The next day he was complaining about how sore his sides were. I asked if his butt and gut challenge was finally kicking in and to my sheer amazement he told me that he got my medicine ball out and did the workout I told him to do, and was surprised at how much harder and more effective it really was. I felt the need at the time to say confidently, “I told ya so!” And so I did. I’m sure he gets tired of hearing that phrase from me. If I were him, I would too. Either way, it worked and I was happy to help.
I just remembered that I made a vow publicly, months ago that I would start working out again. Needless to say, I did not deliver on that pledge, for many reasons but nonetheless — I failed. My four year old however has taken up her own type of weight lifting. She yells, “I gotta do my exercises,” and runs to grab the broom from the kitchen. She comes back, holding the broom steadily above her head and proceeds to do deep squats while grunting like the broom weighs more than she does. Then she lays on her back and bench presses it making the same loud groans of pain. Now, I’ve seen this kid lift a cooler with ice in it, so I know the extent of her super human strength and I know this broom comes nowhere near her capacity of lifting, but it’s hilarious to watch. My other daughter is tall and pencil thin without trying. I’m in a house surrounded by freaks of nature. The four year old can’t help but be fit and the thirteen year old, she just got great genes that seemingly skipped me. Some days I am embarrassed to be alive. When I eat at places I feel like people are watching me chew and thinking of how little I really need that hamburger I’m chowing on.
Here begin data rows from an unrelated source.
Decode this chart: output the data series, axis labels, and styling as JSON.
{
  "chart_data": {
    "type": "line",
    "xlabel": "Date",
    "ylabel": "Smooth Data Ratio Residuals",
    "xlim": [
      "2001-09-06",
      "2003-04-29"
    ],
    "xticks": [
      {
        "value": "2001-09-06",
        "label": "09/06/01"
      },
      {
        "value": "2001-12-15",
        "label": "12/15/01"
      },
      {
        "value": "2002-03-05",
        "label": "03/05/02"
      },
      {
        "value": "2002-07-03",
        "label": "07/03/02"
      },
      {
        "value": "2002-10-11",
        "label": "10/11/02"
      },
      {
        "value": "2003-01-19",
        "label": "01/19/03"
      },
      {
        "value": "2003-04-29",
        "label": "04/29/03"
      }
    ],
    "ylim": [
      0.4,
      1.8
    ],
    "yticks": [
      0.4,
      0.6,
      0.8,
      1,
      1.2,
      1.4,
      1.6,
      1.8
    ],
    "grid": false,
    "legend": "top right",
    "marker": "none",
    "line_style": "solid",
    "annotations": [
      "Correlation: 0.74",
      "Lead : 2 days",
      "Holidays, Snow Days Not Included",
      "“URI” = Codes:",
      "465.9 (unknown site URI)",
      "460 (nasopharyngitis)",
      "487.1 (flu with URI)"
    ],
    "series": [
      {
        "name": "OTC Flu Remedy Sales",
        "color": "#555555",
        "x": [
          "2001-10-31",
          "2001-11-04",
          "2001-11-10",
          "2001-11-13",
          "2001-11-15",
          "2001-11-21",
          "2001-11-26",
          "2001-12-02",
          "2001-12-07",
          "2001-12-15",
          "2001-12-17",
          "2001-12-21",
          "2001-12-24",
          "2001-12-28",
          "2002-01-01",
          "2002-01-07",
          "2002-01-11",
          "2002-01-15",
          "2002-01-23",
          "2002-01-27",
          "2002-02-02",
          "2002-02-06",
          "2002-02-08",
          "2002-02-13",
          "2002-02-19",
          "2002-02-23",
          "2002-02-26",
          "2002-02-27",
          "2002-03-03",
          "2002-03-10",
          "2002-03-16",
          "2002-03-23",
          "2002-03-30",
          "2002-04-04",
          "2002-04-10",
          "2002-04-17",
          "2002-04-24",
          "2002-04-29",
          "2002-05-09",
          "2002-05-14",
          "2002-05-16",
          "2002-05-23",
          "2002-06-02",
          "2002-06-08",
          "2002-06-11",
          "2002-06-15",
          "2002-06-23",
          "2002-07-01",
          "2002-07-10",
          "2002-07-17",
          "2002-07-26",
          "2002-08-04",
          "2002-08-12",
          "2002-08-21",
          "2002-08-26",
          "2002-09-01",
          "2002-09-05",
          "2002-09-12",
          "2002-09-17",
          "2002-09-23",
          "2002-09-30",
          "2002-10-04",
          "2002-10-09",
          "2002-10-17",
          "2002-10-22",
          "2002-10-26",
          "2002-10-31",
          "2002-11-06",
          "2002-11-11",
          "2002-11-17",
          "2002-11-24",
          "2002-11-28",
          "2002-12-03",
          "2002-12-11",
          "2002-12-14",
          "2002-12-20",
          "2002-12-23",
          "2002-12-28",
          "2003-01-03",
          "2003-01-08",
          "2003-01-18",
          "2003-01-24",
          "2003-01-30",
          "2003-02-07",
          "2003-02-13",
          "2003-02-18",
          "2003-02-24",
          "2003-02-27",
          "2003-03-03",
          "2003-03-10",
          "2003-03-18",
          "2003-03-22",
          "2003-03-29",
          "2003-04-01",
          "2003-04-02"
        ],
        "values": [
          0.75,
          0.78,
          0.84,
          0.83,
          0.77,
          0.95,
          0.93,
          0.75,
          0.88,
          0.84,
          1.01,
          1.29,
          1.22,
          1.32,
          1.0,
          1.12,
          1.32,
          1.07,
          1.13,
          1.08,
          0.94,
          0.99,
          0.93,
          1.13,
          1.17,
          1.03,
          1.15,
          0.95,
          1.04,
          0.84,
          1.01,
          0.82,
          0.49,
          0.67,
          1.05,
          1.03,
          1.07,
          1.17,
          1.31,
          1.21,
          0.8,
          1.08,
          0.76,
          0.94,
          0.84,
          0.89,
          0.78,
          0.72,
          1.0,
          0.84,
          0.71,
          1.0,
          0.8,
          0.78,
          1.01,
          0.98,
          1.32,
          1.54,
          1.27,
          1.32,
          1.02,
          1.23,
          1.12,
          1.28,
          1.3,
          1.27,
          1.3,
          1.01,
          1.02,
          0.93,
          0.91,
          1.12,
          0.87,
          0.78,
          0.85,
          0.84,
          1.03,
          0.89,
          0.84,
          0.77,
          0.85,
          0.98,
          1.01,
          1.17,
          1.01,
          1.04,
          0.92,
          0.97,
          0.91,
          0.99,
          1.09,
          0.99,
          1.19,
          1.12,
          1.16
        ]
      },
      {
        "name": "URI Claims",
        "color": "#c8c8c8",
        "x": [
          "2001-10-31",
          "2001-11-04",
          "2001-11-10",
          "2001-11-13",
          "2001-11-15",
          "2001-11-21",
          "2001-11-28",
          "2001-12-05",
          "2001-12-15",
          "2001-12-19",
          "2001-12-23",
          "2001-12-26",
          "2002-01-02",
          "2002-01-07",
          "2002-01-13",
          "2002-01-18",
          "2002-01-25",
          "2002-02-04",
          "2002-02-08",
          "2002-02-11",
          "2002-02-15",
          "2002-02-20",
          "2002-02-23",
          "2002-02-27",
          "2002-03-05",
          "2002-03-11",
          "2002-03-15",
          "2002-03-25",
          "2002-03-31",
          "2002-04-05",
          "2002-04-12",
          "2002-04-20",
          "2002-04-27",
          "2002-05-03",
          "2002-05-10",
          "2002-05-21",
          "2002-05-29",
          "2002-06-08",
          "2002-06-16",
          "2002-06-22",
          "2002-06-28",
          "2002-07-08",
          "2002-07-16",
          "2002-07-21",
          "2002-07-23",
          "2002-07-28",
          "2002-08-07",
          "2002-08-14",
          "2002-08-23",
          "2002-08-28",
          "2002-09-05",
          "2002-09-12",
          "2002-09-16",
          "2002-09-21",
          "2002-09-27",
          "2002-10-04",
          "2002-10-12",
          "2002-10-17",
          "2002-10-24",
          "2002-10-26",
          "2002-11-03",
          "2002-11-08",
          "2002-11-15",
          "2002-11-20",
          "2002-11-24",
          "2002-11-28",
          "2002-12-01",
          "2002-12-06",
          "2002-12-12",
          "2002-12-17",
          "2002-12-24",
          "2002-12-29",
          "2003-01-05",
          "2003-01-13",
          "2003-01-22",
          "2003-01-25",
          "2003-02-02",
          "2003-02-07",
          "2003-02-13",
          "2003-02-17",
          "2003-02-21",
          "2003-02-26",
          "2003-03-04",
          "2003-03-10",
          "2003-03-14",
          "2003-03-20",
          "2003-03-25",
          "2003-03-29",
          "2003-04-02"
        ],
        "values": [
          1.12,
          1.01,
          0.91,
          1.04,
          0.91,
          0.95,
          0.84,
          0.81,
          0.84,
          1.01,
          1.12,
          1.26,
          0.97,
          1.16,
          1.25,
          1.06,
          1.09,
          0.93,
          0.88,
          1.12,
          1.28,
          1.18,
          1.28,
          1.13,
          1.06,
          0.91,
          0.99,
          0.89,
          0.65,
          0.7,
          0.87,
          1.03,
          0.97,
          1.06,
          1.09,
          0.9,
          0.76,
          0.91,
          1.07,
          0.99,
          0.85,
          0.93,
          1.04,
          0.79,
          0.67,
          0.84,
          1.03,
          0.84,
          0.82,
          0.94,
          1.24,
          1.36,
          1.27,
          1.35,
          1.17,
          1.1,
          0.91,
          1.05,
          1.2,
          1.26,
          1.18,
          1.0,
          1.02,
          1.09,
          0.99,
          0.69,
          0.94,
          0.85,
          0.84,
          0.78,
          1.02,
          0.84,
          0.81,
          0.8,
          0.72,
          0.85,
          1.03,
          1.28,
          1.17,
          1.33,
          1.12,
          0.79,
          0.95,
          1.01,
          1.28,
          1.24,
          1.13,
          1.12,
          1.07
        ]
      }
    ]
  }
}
I open social media and everyone is posing for selfies like it’s a modeling competition that they’re fervently auditioning for. I don’t want to be thin, I want to be fit. I’ve never been thin, but I’ve always had muscles. Until now. Now they’re hiding under layers of midnight cookies, pasta and cheese. Oh how I love cheese. Next week I have to be at a poolside family reunion, in front of people that some I haven’t seen in years in a swimsuit and I want to die. Just thinking about it gives me a stomachache. Don’t get me wrong, I have looked forward to nothing more than this reunion, but not so much to the being barely clothed. What’s worse is there will be the best food known to man served up at this thing and I have to pretend to not want to gorge on loads of brisket, pulled pork and sides, like a fat kid at a cake buffet.
So here I am staring down at the medicine ball again, hoping that I can shed these 40 extra pounds in a week. I’m sure I can do it… Maybe if I get a bad stomach virus and just keep exercising through it? I’d have to sit all day at a hospital or day care and pray that I come back home with something life threatening. My luck I would get sick, work out and wind up gaining twenty pounds in the process. I don’t know. It may be just another pipe dream of mine. Forty pounds in a week…pffft. On the plus side my cannonball will be epic this summer! A thing of legends. I think I’ll just pack some board shorts and a tank top and call it a day! To all of you freaks of nature that don’t have to try in order to be thin, happy eating! To those of you who get my dilemma, put the fries down.